Leitsatz (amtlich)
Ob größere Reparaturarbeiten aus der hierfür wahrscheinlich ausreichenden Instandhaltungsrücklage bezahlt werden sollen oder ob insoweit eine Sonderumlage erhoben wird, liegt im pflichtgemäßen Ermessen der Wohnungseigentümer. Es besteht kein Anspruch darauf, immer zunächst die Rücklage auszuschöpfen.
Normenkette
WEG § 21 Abs. 3
Verfahrensgang
LG Aschaffenburg (Aktenzeichen 4 T 9/02) |
AG Obernburg a.M. (Aktenzeichen UR II 21/02) |
Tenor
I. Die sofortige weitere Beschwerde des Antragstellers gegen den Beschluss des LG Aschaffenburg vom 29.1.2003 wird zurückgewiesen.
II. Der Antragsteller hat die gerichtlichen und außergerichtlichen Kosten des Rechtsbeschwerdeverfahrens zu tragen.
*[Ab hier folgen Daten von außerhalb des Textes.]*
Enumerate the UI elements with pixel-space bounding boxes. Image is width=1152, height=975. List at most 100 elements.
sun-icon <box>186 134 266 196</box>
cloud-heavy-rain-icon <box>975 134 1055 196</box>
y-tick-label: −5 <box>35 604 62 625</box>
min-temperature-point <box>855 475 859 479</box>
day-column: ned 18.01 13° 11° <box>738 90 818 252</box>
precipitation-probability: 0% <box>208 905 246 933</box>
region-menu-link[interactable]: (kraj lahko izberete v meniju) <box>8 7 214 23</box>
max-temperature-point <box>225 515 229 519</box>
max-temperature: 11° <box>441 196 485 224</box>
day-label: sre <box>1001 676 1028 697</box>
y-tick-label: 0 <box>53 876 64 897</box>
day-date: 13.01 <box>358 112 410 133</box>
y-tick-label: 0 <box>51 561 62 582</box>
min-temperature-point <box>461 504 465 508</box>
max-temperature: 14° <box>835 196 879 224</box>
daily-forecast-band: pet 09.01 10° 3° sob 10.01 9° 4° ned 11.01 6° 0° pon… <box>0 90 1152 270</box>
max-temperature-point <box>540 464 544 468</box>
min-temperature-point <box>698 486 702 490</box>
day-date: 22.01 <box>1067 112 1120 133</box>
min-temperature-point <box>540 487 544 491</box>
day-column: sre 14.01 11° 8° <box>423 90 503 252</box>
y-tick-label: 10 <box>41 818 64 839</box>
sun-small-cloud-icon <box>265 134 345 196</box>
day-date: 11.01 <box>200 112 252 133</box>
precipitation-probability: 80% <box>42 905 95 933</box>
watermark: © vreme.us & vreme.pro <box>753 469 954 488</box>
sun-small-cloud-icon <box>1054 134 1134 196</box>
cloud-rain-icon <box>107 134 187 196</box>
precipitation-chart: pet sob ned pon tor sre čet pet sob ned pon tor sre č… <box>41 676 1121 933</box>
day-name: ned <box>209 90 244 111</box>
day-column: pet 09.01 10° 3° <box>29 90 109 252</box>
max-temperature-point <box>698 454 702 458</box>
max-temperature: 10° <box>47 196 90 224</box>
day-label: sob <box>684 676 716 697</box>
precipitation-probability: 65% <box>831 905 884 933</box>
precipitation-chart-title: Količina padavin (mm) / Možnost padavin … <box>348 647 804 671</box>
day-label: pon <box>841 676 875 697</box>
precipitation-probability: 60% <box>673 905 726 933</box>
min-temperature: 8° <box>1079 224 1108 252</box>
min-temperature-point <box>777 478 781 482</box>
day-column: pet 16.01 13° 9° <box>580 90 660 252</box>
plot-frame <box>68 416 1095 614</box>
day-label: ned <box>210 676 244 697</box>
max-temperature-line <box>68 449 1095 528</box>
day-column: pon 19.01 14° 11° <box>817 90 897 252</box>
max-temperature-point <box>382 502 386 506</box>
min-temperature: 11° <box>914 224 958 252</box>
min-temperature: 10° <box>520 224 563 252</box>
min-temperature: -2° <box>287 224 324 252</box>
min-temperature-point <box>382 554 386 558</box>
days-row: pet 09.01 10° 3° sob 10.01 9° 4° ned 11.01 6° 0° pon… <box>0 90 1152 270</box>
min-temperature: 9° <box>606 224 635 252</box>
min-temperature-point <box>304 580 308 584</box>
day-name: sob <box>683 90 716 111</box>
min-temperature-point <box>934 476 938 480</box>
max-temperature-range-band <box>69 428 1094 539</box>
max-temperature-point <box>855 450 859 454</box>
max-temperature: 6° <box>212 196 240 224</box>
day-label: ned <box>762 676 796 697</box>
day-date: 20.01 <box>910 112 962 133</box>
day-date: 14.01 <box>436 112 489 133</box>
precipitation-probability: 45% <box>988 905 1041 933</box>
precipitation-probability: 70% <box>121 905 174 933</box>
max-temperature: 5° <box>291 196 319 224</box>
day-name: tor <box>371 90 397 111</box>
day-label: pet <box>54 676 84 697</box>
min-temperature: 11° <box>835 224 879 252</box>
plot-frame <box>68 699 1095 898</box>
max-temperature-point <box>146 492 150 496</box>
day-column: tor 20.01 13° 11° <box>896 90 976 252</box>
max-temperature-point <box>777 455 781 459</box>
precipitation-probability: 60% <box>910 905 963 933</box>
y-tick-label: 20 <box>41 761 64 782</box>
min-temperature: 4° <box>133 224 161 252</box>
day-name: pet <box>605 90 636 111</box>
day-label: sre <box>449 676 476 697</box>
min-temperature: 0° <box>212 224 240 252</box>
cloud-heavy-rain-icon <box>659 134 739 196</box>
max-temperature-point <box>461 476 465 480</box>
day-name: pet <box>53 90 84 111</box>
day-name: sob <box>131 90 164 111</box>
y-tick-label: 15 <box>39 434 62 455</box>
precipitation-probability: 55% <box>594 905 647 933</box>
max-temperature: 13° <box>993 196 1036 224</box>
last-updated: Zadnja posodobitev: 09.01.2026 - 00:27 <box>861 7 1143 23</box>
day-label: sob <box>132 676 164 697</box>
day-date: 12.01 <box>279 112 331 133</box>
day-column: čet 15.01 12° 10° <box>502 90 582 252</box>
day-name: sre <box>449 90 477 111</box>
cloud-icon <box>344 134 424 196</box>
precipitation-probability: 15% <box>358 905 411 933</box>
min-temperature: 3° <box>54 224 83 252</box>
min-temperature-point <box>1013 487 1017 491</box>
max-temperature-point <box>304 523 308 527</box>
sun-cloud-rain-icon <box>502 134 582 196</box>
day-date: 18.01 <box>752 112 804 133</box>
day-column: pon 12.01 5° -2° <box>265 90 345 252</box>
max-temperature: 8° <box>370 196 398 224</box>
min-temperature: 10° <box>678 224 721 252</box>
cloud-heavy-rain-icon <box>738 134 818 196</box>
III. Der Geschäftswert für das Rechtsbeschwerdeverfahren wird auf 4.906 Euro festgesetzt.
Gründe
I. Der Antragsteller und die Antragsgegner sind die Wohnungseigentümer einer Wohnanlage, die von dem weiteren Beteiligten verwaltet wird.
Die Wohnungseigentümer beschlossen am 17.4.2002 unter Tagesordnungspunkt (TOP) 3, die Balkonverkleidungen instand setzen zu lassen und den Auftrag dazu einer bestimmten Firma zu erteilen. Ansonsten (TOP 4) beschlossen sie, die dadurch anfallenden Kosten zur Hälfte der Instandhaltungsrücklage zu entnehmen und i.Ü. durch einen zwölfmonatigen Zuschlag auf die monatlichen Wohngeldvorauszahlungen in der Weise auf die Wohnungseigentümer umzulegen, dass die Wohnungseigentümer des Erdgeschosses und des 1. Obergeschosses jeweils 46 Euro im Monat und die Wohnungseigentümer im Dachgeschoss jeweils 34 Euro im Monat ab 1.5.2002 zu zahlen haben.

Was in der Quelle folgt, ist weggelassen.